Photonomi Group is a world leading nanoscience and semiconductor intellectual property (IP) ecosystem in FEW Science Technologies, (Food, Energy & Water). Our company's develop breakthrough technology applications to help solve future FEW resource and sustainability challenges. Headquartered in Jersey in the Channel Islands, Photonomi has offices around the world, including the mudP1E labs in Ireland, Uk and Germany. We operate with a strong social responsibility mandate in our investments. Our social objectives and our commercial objectives are equally as important.
Around 30 percent of the world's freshwater is stored underground in the form of groundwater (shallow and deep groundwater basins up to 2 000 metres, soil moisture, swamp water and permafrost). This constitutes about 97 percent of all the freshwater that is potentially available for human use. The total usable freshwater supply for ecosystems and humans is about 200 000 km3 of water - less than 1 percent of all freshwater resources. Water scarcity already affects almost every continent and more than 40 percent of the people on our planet. By 2025, 1.8 billion people will be living in countries or regions with absolute water scarcity, and two-thirds of the world’s population could be living under water stressed conditions.
Water for irrigation and food production constitutes one of the greatest pressures on freshwater resources. Agriculture accounts for around 70 percent of global freshwater withdrawals, even up to 90 percent in some fast-growing economies.
In 2030, 47% of world population will be living in areas of high water stress. Most population growth will occur in developing countries, mainly in regions that are already experiencing water stress and in areas with limited access to safe drinking water and adequate sanitation facilities.
Modern energy services are crucial to human well-being and to a country’s economic development. Access to modern energy is essential for the provision of clean water, sanitation and healthcare and for the provision of reliable and efficient lighting, heating, cooking, mechanical power, transport and telecommunications services. It is an alarming fact that today billions of people lack access to the most basic energy services: as World Energy Outlook 2012 shows 1.3 billion people are without access to electricity and 2.6 billion people rely on the traditional use of biomass for cooking, which causes harmful indoor air pollution. These people are mainly in either developing Asia or sub-Saharan Africa, and in rural areas.

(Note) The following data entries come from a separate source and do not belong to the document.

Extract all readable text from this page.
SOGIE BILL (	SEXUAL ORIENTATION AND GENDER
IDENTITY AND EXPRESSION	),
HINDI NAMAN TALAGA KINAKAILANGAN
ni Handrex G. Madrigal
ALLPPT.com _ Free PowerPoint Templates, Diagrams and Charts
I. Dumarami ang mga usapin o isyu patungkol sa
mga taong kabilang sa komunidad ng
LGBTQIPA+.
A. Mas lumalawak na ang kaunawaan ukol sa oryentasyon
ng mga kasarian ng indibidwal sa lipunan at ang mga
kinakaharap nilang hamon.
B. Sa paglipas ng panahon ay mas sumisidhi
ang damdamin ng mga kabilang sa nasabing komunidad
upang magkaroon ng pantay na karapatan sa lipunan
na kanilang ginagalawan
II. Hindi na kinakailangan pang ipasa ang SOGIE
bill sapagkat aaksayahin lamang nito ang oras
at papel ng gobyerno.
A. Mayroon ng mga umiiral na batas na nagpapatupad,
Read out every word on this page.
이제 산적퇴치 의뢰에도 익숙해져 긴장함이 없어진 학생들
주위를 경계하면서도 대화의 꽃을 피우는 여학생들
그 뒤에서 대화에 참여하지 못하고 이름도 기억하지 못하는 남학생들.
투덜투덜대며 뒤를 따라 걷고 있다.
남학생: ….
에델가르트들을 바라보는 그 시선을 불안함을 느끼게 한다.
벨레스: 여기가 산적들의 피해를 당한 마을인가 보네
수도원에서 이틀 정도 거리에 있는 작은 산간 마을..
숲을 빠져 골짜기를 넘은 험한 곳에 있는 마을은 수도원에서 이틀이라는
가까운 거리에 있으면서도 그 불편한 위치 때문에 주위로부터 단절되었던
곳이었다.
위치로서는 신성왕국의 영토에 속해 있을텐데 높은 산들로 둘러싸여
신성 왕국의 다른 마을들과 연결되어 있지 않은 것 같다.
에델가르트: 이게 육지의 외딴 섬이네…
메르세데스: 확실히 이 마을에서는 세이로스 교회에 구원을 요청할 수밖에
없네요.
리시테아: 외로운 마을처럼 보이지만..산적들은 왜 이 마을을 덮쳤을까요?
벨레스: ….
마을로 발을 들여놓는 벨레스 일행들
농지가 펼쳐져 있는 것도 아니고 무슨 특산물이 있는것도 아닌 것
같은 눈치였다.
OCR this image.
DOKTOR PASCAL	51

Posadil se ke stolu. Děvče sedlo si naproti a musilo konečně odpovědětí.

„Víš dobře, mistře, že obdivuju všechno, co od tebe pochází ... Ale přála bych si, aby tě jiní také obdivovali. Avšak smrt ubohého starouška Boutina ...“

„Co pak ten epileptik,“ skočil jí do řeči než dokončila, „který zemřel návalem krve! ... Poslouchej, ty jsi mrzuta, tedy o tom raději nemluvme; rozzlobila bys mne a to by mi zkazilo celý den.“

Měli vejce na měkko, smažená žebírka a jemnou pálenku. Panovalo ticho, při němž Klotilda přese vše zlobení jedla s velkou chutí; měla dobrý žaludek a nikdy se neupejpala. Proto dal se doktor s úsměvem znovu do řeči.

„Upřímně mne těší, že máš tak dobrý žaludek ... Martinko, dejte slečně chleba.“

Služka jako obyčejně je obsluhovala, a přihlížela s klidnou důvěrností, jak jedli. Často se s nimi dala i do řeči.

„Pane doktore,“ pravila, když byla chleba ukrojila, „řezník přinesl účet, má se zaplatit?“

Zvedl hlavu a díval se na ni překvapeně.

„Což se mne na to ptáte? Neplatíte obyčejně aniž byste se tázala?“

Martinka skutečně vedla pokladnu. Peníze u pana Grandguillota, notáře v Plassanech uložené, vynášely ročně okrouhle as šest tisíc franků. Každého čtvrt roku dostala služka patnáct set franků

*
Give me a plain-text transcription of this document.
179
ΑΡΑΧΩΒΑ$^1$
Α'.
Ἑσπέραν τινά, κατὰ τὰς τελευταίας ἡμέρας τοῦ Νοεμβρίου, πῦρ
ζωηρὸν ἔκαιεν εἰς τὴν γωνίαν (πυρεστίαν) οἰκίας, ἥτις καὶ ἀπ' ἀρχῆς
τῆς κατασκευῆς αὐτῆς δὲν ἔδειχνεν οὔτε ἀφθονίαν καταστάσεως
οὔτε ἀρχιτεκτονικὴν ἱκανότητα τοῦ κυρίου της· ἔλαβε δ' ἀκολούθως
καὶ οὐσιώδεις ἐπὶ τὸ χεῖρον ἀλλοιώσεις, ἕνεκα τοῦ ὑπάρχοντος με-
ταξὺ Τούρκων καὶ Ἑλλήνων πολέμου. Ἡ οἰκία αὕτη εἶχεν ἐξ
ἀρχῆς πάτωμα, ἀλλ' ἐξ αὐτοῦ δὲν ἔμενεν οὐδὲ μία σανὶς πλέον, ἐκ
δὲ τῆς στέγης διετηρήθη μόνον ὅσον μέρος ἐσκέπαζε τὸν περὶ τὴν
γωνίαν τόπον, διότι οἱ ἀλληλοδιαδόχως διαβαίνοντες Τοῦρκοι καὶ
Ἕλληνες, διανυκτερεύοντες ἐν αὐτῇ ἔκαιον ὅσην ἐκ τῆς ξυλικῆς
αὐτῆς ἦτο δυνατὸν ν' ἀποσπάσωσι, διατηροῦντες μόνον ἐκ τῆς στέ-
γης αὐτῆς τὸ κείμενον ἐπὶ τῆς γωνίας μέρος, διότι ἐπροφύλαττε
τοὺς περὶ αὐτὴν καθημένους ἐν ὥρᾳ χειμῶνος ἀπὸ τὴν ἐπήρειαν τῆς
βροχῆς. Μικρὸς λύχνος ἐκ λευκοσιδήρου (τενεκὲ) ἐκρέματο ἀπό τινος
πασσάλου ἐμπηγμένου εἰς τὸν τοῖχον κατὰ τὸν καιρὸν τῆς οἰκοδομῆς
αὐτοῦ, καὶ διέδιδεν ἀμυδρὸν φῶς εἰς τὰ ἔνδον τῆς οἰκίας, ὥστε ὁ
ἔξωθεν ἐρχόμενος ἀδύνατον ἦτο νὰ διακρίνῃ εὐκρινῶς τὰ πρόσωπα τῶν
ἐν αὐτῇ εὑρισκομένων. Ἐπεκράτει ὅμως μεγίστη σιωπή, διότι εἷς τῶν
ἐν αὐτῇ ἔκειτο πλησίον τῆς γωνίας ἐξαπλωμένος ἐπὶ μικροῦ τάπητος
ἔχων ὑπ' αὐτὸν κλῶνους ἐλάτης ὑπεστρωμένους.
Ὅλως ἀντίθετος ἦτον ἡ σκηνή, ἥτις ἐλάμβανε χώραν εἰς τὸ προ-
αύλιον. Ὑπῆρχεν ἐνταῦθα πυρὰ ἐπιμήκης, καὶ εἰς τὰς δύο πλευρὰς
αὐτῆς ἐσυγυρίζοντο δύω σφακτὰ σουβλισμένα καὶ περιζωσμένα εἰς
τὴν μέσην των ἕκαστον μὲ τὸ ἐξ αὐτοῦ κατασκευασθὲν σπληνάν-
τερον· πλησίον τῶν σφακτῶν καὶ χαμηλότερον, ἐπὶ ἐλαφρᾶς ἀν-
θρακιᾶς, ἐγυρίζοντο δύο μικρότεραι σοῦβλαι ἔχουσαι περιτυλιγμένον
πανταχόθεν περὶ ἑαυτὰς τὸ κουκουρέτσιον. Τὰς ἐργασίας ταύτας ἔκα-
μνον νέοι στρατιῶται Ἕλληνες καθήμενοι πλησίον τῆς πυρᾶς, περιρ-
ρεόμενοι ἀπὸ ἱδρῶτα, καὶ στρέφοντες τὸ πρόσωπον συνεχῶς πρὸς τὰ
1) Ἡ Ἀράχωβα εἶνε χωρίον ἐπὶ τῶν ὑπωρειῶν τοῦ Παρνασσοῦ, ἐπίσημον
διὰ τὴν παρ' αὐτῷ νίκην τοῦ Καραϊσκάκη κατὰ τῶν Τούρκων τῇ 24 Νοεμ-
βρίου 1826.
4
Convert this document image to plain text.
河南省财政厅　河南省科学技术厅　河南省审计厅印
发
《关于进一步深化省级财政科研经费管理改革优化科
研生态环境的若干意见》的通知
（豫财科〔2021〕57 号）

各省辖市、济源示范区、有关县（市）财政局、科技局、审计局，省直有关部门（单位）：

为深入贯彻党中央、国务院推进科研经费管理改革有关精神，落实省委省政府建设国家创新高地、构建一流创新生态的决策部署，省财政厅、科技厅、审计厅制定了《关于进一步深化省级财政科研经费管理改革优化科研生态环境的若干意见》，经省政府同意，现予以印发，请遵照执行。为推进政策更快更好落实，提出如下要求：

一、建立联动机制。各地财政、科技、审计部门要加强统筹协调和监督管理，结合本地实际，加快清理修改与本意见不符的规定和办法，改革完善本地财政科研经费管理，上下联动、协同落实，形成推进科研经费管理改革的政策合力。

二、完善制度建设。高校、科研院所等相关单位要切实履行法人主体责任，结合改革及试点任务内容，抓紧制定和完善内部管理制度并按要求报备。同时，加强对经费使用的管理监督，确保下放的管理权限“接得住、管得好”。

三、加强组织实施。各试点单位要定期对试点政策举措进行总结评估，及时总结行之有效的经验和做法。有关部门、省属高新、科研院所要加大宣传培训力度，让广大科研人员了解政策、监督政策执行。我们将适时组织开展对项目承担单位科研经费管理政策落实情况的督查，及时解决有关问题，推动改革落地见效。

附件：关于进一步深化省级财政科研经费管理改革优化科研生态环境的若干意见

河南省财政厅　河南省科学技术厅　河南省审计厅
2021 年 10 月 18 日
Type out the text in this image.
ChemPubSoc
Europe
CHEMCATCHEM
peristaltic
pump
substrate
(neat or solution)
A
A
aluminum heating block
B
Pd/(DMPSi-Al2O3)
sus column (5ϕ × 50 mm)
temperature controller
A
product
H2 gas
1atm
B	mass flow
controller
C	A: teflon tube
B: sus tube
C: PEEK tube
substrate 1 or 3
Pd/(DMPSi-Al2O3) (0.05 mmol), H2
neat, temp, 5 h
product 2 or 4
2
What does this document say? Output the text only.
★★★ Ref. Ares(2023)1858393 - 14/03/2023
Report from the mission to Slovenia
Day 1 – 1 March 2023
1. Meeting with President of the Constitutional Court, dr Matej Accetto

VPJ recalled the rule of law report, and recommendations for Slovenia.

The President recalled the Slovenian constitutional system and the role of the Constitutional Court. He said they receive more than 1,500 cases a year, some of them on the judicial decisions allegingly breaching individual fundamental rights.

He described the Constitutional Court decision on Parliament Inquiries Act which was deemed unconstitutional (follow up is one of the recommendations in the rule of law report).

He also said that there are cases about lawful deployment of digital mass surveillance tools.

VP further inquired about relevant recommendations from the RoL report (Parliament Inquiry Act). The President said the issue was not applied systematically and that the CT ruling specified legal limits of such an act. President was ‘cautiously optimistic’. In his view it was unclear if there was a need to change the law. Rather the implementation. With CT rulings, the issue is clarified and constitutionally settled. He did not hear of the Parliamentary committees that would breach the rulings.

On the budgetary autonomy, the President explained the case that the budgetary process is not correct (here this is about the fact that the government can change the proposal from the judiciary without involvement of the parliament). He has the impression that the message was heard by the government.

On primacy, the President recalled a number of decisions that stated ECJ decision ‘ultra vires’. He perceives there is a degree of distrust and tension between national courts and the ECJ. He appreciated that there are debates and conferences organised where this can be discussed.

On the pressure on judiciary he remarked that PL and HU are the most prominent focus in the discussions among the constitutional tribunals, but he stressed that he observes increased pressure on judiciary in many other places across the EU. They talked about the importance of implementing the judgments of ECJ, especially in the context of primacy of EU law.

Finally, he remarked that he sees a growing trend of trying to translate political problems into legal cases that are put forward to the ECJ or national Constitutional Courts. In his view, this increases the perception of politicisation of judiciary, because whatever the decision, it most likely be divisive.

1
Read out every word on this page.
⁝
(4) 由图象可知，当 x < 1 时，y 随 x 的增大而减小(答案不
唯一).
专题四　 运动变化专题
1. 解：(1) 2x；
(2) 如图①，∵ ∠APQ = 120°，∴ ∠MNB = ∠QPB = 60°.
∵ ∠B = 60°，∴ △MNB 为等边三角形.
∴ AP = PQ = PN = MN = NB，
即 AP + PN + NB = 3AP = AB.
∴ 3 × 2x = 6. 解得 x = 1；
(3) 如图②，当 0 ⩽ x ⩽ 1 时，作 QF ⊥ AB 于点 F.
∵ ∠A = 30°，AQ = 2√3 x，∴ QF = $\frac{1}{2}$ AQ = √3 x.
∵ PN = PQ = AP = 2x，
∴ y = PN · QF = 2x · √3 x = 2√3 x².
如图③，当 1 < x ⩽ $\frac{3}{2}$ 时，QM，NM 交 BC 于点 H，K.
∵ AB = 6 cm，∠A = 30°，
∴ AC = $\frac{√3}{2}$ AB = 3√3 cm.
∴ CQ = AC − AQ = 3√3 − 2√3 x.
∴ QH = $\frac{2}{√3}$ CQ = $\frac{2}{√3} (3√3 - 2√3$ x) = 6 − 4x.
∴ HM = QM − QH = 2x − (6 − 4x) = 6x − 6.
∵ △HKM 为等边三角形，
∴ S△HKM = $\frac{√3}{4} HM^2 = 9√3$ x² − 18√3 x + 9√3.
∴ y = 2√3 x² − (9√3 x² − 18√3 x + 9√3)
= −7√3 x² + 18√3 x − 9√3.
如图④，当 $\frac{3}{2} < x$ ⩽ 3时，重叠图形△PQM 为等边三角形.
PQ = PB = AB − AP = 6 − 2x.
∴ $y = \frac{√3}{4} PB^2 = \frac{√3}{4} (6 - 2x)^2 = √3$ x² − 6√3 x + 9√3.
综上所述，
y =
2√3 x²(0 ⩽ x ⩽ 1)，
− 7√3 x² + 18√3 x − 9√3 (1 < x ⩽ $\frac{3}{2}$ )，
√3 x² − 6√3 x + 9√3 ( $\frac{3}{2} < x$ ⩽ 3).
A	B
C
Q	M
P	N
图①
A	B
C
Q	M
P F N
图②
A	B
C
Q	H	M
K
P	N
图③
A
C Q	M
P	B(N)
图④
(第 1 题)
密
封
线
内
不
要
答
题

A review of the last year reveals new focus, new commitments and new actions towards a goal of achieving universal modern energy access by 2030. The United Nations designation of 2012 as the Year of Sustainable Energy for All, coupled with the decision by the UN Secretary‑General to include modern energy access within his Sustainable Energy for All initiative, have been important in generating new commitments this goal.
But much more is required. In the absence of further action, WEO-2012 projects that nearly one billion people will be without electricity and 2.6 billion people will still be without clean cooking facilities in 2030. It finds that nearly $1 trillion in cumulative investment – around $49 billion per year – is needed to achieve universal energy access by 2030. This is more that five-times the level of investment observed in 2009. Concerns that achieving modern energy access for all would unduly magnify the challenges of energy security or climate change are unfounded, as it would only increase global energy demand by 1% in 2030 and CO2 emissions by 0.6%.
Future global agricultural water consumption (including both rainfed and irrigated agriculture) is expected to increase by 19 percent (to 8,515 km3 per year) by 2050.
Producing 1 kg of grain requires approximately 1,500 litres of water while 1 kg of beef requires 15,000 litres. Diets are shifting from predominantly starch-based food to meat and dairy, which requires more water.
The main challenge facing the agricultural sector is not as much growing 70% more food in 40 years, but making 70% more food available on the plate.
There are about 7 billion people in the world. With an estimated 868 million hungry people, 12 percent, or 1 in 8 people are hungry. Over the period to 2050 the world's water will have to support the agricultural systems that will feed and create livelihoods for an additional 2.7 billion people.
The Intergovernmental Panel on Climate Change predicts yields from rain-dependent agriculture could be down by 50 percent by 2020.
Due to climate change, Himalayan snow and ice, which provide vast amounts of water for agriculture in Asia, are expected to decline by 20 percent by 2030.